Send button click event from iOS Today Widget without launching the host app

Question

I am writing a Today Widget for an iOS app. The widget has a few action buttons. I want to receive the click event when someone clicks on it. However, it should not launch the app.

I've already tried this but to no avail.

My current implementation is to define a URL Scheme, and call openURL on those button presses like so:

Button 1 links to myApp://button1

Button 2 links to myApp://button2

Button 3 links to myApp://button3

I am receiving these events in the AppDelegate's

application(_:open:options:)

Here's the Code in TodayWodgetController

@IBAction func widgetClicked(sender: UIButton){
    if sender == button1 {
        let u = NSURL(string: "myApp://button1")
        self.extensionContext?.open(u! as URL, completionHandler: nil)            
    }
    ...
}

and here is the code I'm using in the host app's AppDelegate

func application(_ app: UIApplication,
                          open url: URL,
                          options: [UIApplicationOpenURLOptionsKey : Any] = [:]) -> Bool {
    
    if url.absoluteString.range(of: "button1") != nil{
        print ("Button 1 Pressed")
    }

    ....

    return true
    
}

However, like I said, it also launches the host App. I want it to just send me the click event without launching the App.

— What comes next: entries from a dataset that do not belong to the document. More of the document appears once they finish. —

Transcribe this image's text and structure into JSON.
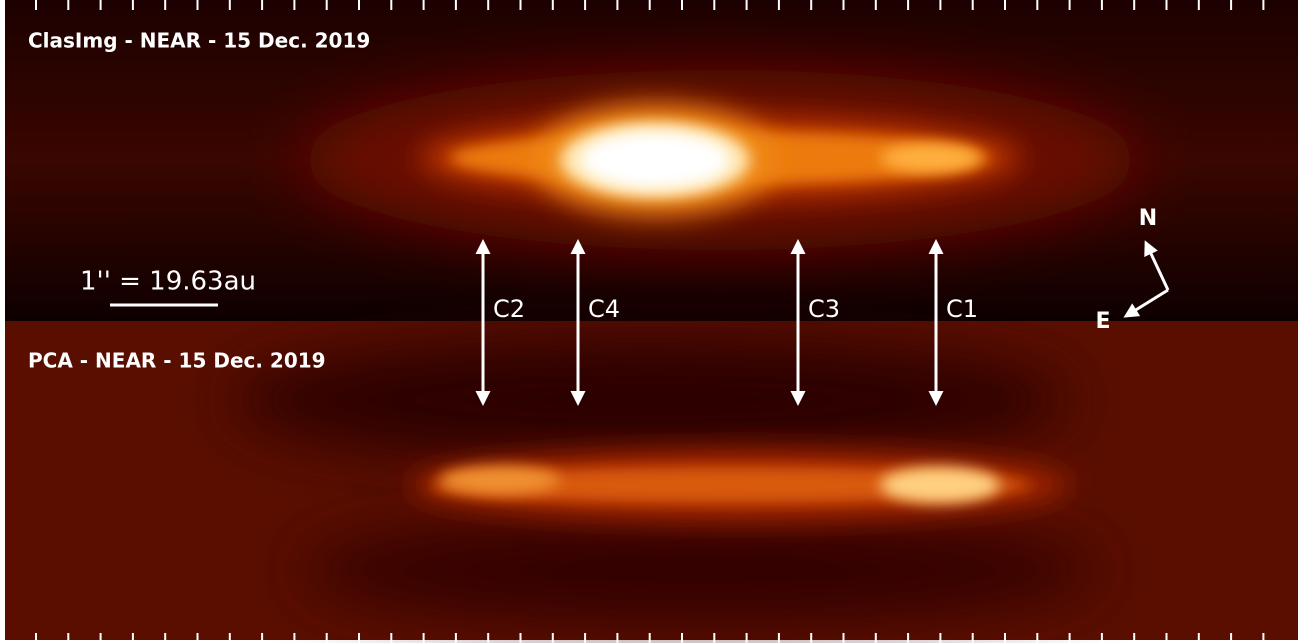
{
  "panels": {
    "top": {
      "label": "ClasImg - NEAR - 15 Dec. 2019"
    },
    "bottom": {
      "label": "PCA - NEAR - 15 Dec. 2019"
    }
  },
  "scale_bar": {
    "label": "1'' = 19.63au"
  },
  "features": [
    {
      "label": "C2"
    },
    {
      "label": "C4"
    },
    {
      "label": "C3"
    },
    {
      "label": "C1"
    }
  ],
  "compass": {
    "north": "N",
    "east": "E"
  }
}
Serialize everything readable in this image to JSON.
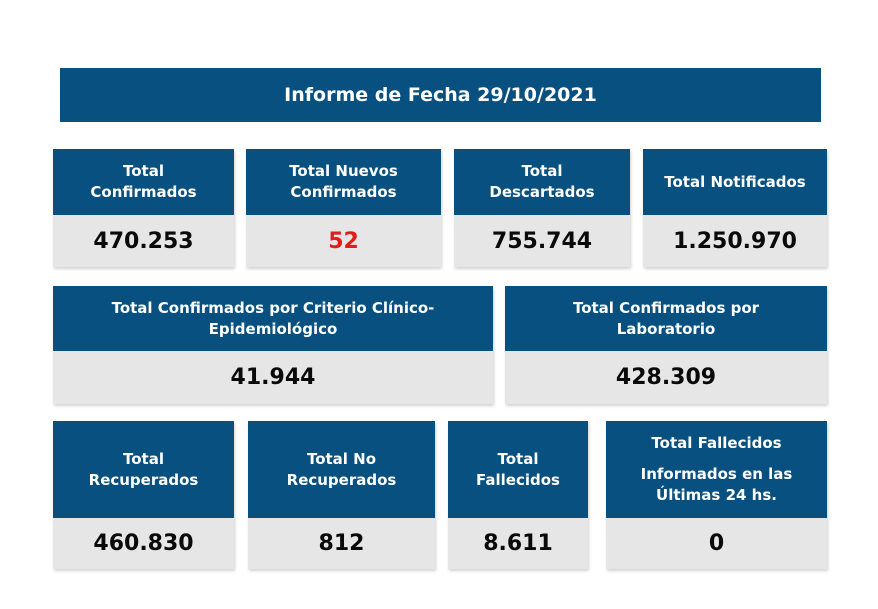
{
  "header": {
    "title": "Informe de Fecha 29/10/2021"
  },
  "row1": [
    {
      "label_lines": [
        "Total",
        "Confirmados"
      ],
      "value": "470.253"
    },
    {
      "label_lines": [
        "Total Nuevos",
        "Confirmados"
      ],
      "value": "52"
    },
    {
      "label_lines": [
        "Total",
        "Descartados"
      ],
      "value": "755.744"
    },
    {
      "label_lines": [
        "Total Notificados"
      ],
      "value": "1.250.970"
    }
  ],
  "row2": [
    {
      "label_lines": [
        "Total Confirmados por Criterio Clínico-",
        "Epidemiológico"
      ],
      "value": "41.944"
    },
    {
      "label_lines": [
        "Total Confirmados por",
        "Laboratorio"
      ],
      "value": "428.309"
    }
  ],
  "row3": [
    {
      "label_lines": [
        "Total",
        "Recuperados"
      ],
      "value": "460.830"
    },
    {
      "label_lines": [
        "Total No",
        "Recuperados"
      ],
      "value": "812"
    },
    {
      "label_lines": [
        "Total",
        "Fallecidos"
      ],
      "value": "8.611"
    },
    {
      "label_lines": [
        "Total Fallecidos",
        "Informados en las",
        "Últimas 24 hs."
      ],
      "value": "0"
    }
  ],
  "colors": {
    "header_blue": "#08507f",
    "value_background": "#e6e6e6",
    "highlight_red": "#e11c1c"
  }
}
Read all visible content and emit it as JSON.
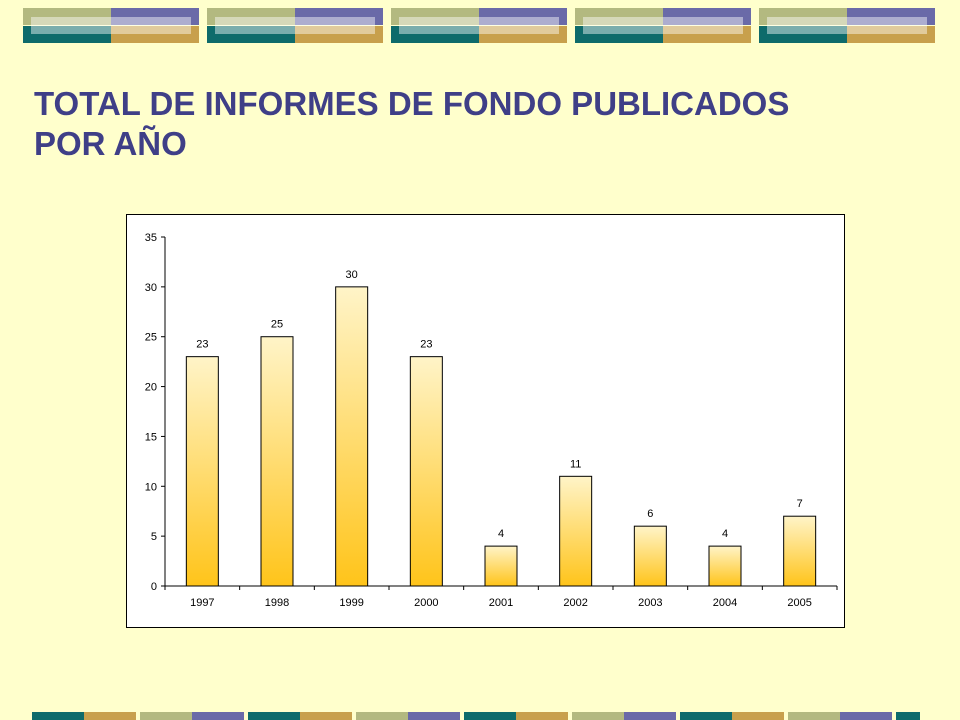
{
  "slide": {
    "title_line1": "TOTAL DE INFORMES DE FONDO PUBLICADOS",
    "title_line2": "POR AÑO"
  },
  "colors": {
    "background": "#FFFFCC",
    "title": "#3F3F87",
    "band_olive": "#B3B980",
    "band_purple": "#6A6AA8",
    "band_teal": "#0E6B6B",
    "band_gold": "#C8A04C",
    "bar_top": "#FFF4C8",
    "bar_bottom": "#FFC41A"
  },
  "chart_data": {
    "type": "bar",
    "categories": [
      "1997",
      "1998",
      "1999",
      "2000",
      "2001",
      "2002",
      "2003",
      "2004",
      "2005"
    ],
    "values": [
      23,
      25,
      30,
      23,
      4,
      11,
      6,
      4,
      7
    ],
    "data_labels": [
      "23",
      "25",
      "30",
      "23",
      "4",
      "11",
      "6",
      "4",
      "7"
    ],
    "title": "",
    "xlabel": "",
    "ylabel": "",
    "ylim": [
      0,
      35
    ],
    "yticks": [
      0,
      5,
      10,
      15,
      20,
      25,
      30,
      35
    ],
    "grid": false,
    "legend": "none"
  }
}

Any help would be appreciated.

Answer 1

I don't think there is a way to do that from an app extension.

Definition of open(_ URL: URL, completionHandler: ((Bool) -> Void)? = nil) as described by Apple:

Asks the system open a URL on behalf of the currently running app extension.

Each extension point determines whether to support this method, or under which conditions to support this method. In iOS 8, only the Today extension point (used for creating widgets) supports this method.

Important: Apple allows a widget to use the open(_:completionHandler:) method to open the widget’s own containing app.